Hudson’s full-time paid position with the BMGF didn’t preclude him from taking up other advisory positions. In 2021 he became a non-executive director of Sensyne Health, an AI healthcare company set up in 2015 by Lord Drayson, who served Prime Ministers Blair and Brown respectively as a Defence Procurement Minister and as a Science Minister. The company, which was an Oxford University spin-out, was the first to use AI to mine NHS patient records in order to speed up the development of new drugs. In 2021, DHSC awarded Sensyne a pilot contract to use its MagnifEye AI technology to interpret lateral flow test data. Another AI product, Syne-Cov, was licensed by the MHRA and used in hospitals to manage patient care and hospital resources by predicting whether covid-positive patients would develop severe disease requiring ICU support or mechanical ventilation.
Incestuous is the only adjective to describe the furtherance of these government-advantaged business interests. Professor Sir John Bell, a long-standing member of the BMGF’s Scientific Advisory Committee and co-author of the UK government’s 2017 Life Sciences Industrial Strategy, was Sensyne Health’s Chairman until 2018. Lord Drayson, Sensyne’s founder and former CEO, is himself no stranger to the pharmaceutical industry. He made a £43million fortune when he sold his company Powderject Pharmaceuticals to Chiron Corporation in 2003. It was taken over in 2006 by Novartis which in 2015 sold its vaccine arm including the old Powderject factory in Speke outside Liverpool to CSL Seqirus, a key government supplier which manufactures influenza vaccine there to this today.
Until news of his criminal convictions and the tribunal’s decision to strike him off became public, Hudson was advising Apriori Bio on Regulatory Affairs. His name was quickly removed from its website. The company was founded in 2020 by Flagship Pioneering, the Massachusetts-based bio-tech incubator that established Moderna in 2010. Apriori’s executive leadership includes Dr Seth Berkley, a former Rockefeller Foundation trustee who was previously the CEO of GAVI the Vaccine Alliance, and Ashish Jha, who was the White House Covid-19 co-ordinator in 2020. Dr Katrin Jansen, formerly head of Pfizer’s vaccine division, is another of its advisers.

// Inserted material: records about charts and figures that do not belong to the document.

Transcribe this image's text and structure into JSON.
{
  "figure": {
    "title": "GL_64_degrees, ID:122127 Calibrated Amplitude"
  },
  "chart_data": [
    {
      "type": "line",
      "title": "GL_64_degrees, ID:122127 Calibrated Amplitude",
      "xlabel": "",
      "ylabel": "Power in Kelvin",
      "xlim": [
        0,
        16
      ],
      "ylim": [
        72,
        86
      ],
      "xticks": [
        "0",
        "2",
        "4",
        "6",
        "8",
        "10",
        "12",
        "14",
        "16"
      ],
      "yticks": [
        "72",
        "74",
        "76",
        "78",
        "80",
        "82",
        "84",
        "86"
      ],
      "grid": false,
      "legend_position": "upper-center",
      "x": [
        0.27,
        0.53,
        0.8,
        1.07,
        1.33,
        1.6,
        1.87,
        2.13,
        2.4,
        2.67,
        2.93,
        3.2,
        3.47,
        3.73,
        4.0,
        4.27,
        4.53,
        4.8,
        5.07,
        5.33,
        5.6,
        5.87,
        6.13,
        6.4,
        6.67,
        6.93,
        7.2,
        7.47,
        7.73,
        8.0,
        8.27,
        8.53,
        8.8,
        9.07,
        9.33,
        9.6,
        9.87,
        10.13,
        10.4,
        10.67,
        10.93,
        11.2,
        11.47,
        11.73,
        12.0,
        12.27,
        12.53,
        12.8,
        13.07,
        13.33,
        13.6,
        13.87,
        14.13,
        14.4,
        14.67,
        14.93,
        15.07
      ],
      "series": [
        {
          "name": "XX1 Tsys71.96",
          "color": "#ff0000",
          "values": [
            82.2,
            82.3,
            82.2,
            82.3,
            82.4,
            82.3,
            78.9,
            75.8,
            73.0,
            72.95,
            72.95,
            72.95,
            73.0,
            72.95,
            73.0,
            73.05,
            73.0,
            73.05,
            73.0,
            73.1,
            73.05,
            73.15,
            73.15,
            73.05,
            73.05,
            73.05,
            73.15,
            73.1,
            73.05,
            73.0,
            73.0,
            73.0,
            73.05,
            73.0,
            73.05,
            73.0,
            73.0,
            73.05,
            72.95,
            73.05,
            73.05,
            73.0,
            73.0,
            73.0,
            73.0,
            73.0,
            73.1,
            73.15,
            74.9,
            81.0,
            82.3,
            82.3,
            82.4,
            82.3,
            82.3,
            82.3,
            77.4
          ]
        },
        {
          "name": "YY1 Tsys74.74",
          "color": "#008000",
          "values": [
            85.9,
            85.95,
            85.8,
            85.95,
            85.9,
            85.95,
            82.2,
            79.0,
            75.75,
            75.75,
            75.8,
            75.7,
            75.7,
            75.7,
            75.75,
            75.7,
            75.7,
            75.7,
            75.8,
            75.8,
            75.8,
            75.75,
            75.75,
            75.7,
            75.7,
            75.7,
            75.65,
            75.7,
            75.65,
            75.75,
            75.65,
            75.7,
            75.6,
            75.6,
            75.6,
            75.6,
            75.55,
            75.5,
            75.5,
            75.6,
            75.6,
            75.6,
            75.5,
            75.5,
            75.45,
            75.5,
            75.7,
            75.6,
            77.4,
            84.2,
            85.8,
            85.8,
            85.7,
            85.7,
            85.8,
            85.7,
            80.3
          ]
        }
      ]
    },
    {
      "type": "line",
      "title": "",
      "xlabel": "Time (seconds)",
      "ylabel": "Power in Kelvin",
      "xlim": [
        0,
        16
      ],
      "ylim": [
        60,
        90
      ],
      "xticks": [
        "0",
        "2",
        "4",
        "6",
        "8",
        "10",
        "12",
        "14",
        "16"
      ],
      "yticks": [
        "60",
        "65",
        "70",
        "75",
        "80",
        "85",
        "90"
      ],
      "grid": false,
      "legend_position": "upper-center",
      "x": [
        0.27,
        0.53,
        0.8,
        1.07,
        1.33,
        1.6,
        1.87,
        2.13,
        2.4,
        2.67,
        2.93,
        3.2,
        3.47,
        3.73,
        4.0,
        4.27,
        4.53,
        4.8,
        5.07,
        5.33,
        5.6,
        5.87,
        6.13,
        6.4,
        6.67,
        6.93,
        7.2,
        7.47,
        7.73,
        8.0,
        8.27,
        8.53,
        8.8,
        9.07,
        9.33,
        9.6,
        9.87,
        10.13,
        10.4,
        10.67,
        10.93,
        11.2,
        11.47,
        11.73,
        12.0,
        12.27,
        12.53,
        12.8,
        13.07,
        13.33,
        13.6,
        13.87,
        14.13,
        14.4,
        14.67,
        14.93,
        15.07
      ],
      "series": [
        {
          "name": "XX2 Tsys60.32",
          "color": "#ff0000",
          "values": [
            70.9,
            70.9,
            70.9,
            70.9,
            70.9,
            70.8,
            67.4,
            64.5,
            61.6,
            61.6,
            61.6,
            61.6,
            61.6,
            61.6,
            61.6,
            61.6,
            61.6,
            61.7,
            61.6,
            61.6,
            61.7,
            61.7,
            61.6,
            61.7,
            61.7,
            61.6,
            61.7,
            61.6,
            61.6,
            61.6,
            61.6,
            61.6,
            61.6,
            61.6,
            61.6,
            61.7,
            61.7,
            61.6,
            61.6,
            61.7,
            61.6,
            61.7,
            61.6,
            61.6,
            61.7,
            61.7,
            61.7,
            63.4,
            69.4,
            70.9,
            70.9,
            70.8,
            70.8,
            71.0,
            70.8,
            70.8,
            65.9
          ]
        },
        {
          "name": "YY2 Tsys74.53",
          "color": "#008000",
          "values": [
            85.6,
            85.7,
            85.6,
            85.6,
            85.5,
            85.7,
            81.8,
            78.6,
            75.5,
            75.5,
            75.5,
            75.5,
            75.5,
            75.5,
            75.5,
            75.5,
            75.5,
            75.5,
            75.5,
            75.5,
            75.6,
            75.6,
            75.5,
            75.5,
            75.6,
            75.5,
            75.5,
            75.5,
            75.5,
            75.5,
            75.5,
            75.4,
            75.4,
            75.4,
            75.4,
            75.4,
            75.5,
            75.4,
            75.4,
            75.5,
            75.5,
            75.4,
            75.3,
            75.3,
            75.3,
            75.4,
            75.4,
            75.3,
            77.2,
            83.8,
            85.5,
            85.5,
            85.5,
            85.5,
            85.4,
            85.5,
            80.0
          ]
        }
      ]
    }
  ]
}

Apriori is developing an AI platform called Octavia which it says will ‘protect humanity against rapidly-evolving viruses by designing variant-resilient vaccines’. In July 2024, it was awarded $1.1million (£820,000) by the BMGF-funded Coalition for Epidemic Preparedness Innovations (CEPI), to develop this AI platform which the company says will identify the mutations with the greatest escape potential. CEPI, whose mission is to develop ‘just in case, just in time’ vaccines in 100 days, has tasked Apriori with working on H3N2 pandemic influenza which affects pigs, birds and humans.
‘By focusing on the range of potential deadly viral variants that could emerge from deadly pathogens ahead of time, we could seriously speed up our response to a future outbreak,’ said In-Kyu Moon, CEPI’s acting director of vaccine development.
In her foreword to the MHRA’s 2019 annual report, its then interim chief executive Dr Raine thanked Dr Hudson ‘for all his work in safeguarding public health’. A more fitting epitaph for Dr Hudson is ‘he was a servant of pharmaceutical industry interests to the end’. Whether his work safeguarded anything other than industry interests is a different question.